Comparing the volume of vascular intersection of two femoral neck fracture fixation implants using an In silico technique

Abstract

Background: Femoral neck fracture displacement with subsequent vascular disruption is one of the factors that contribute to trauma-induced avascular necrosis of the femoral head. Iatrogenic damage of the intraosseous arterial system during fixation of femoral neck fracture is another possible cause of avascular necrosis that is less well understood. Recently, Zhao et al (2017) reconstructed 3D structures of intraosseous blood supply and identified the epiphyseal and inferior retinacular arterial system to be important structures for maintaining the femoral head blood supply after femoral neck fracture. The authors therefore recommended placing implants centrally to reduce iatrogenic vascular injuries. Our in vitro study compared the spatial footprint of a traditional dynamic hip screw with an antirotation screw versus a newly developed hip screw with an integrated antirotation screw on intraosseous vasculature. Methods: Three dimensional (3D) µCT angiograms of 9 cadaveric proximal femora were produced. Three segmented volumes—porous or cancellous bone, filled or cortical bone, and intraosseous vasculature—were converted to surface files. 3D in silico models of the fixation systems were sized and implanted in silico without visibility of the vascular maps. The volume of vasculature that overlapped with the devices was determined.
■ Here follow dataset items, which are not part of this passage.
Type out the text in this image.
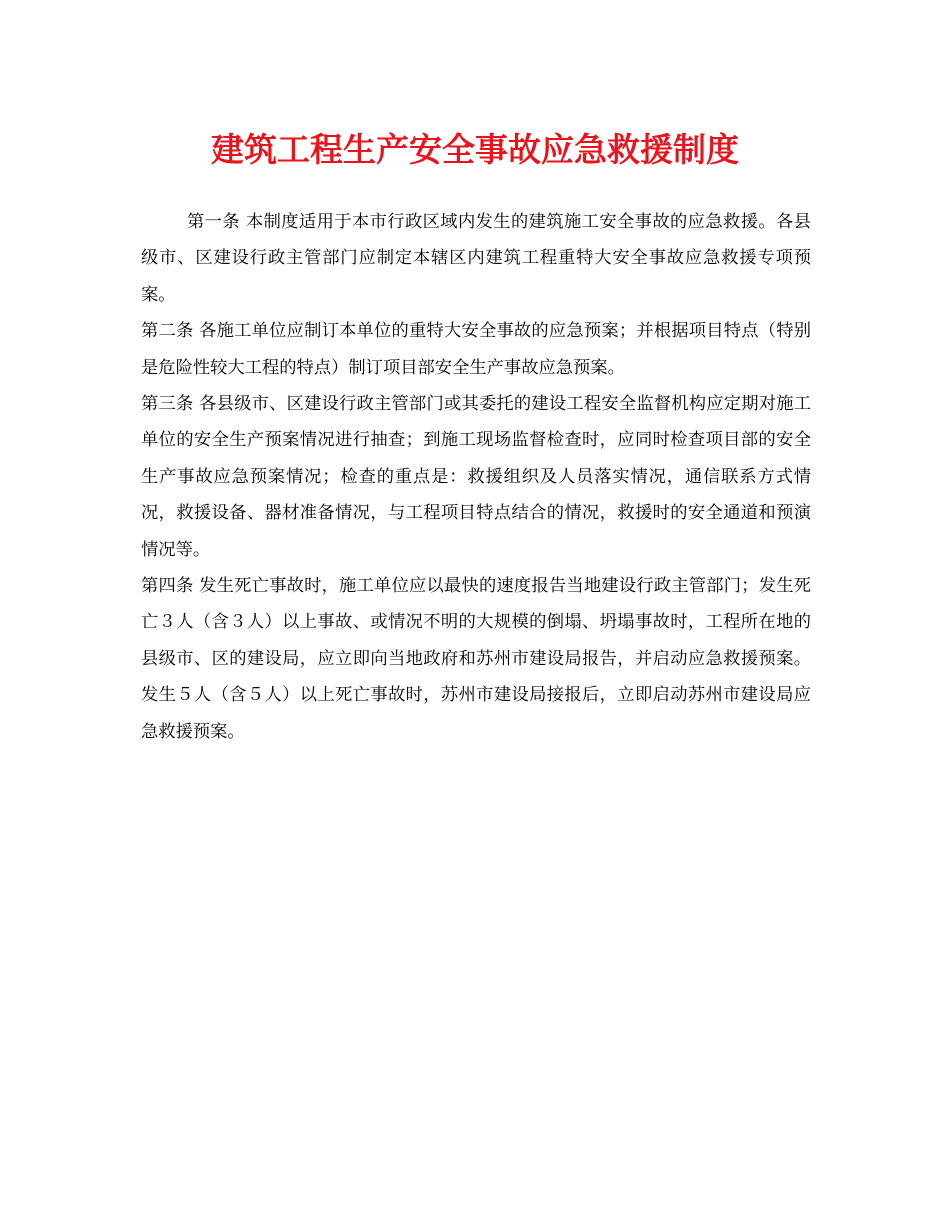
建筑工程生产安全事故应急救援制度

第一条 本制度适用于本市行政区域内发生的建筑施工安全事故的应急救援。各县级市、区建设行政主管部门应制定本辖区内建筑工程重特大安全事故应急救援专项预案。

第二条 各施工单位应制订本单位的重特大安全事故的应急预案；并根据项目特点（特别是危险性较大工程的特点）制订项目部安全生产事故应急预案。

第三条 各县级市、区建设行政主管部门或其委托的建设工程安全监督机构应定期对施工单位的安全生产预案情况进行抽查；到施工现场监督检查时，应同时检查项目部的安全生产事故应急预案情况；检查的重点是：救援组织及人员落实情况，通信联系方式情况，救援设备、器材准备情况，与工程项目特点结合的情况，救援时的安全通道和预演情况等。

第四条 发生死亡事故时，施工单位应以最快的速度报告当地建设行政主管部门；发生死亡３人（含３人）以上事故、或情况不明的大规模的倒塌、坍塌事故时，工程所在地的县级市、区的建设局，应立即向当地政府和苏州市建设局报告，并启动应急救援预案。发生５人（含５人）以上死亡事故时，苏州市建设局接报后，立即启动苏州市建设局应急救援预案。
The ratio of the vascular intersection to the comparator device was calculated, and the mean ratio was determined. A paired design, noninferiority test was used to compare the devices. Results: Results indicate both significant (P < 0.001) superiority and noninferiority of the hip screw with an integrated antirotation screw when compared with a dynamic hip screw and antirotation screw for the volume of vasculature that overlapped with each device in the femoral neck. Conclusions: Combining established methods of vascular visualization with newer methods enables an implant's impact on vascular intersection to be assessed in silico. This methodology suggests that when used for femoral neck fracture management, the new device intersects fewer blood vessels than the comparator. Comparative clinical studies are needed to investigate whether these findings correlate with the incidence of avascular necrosis and clinical outcomes.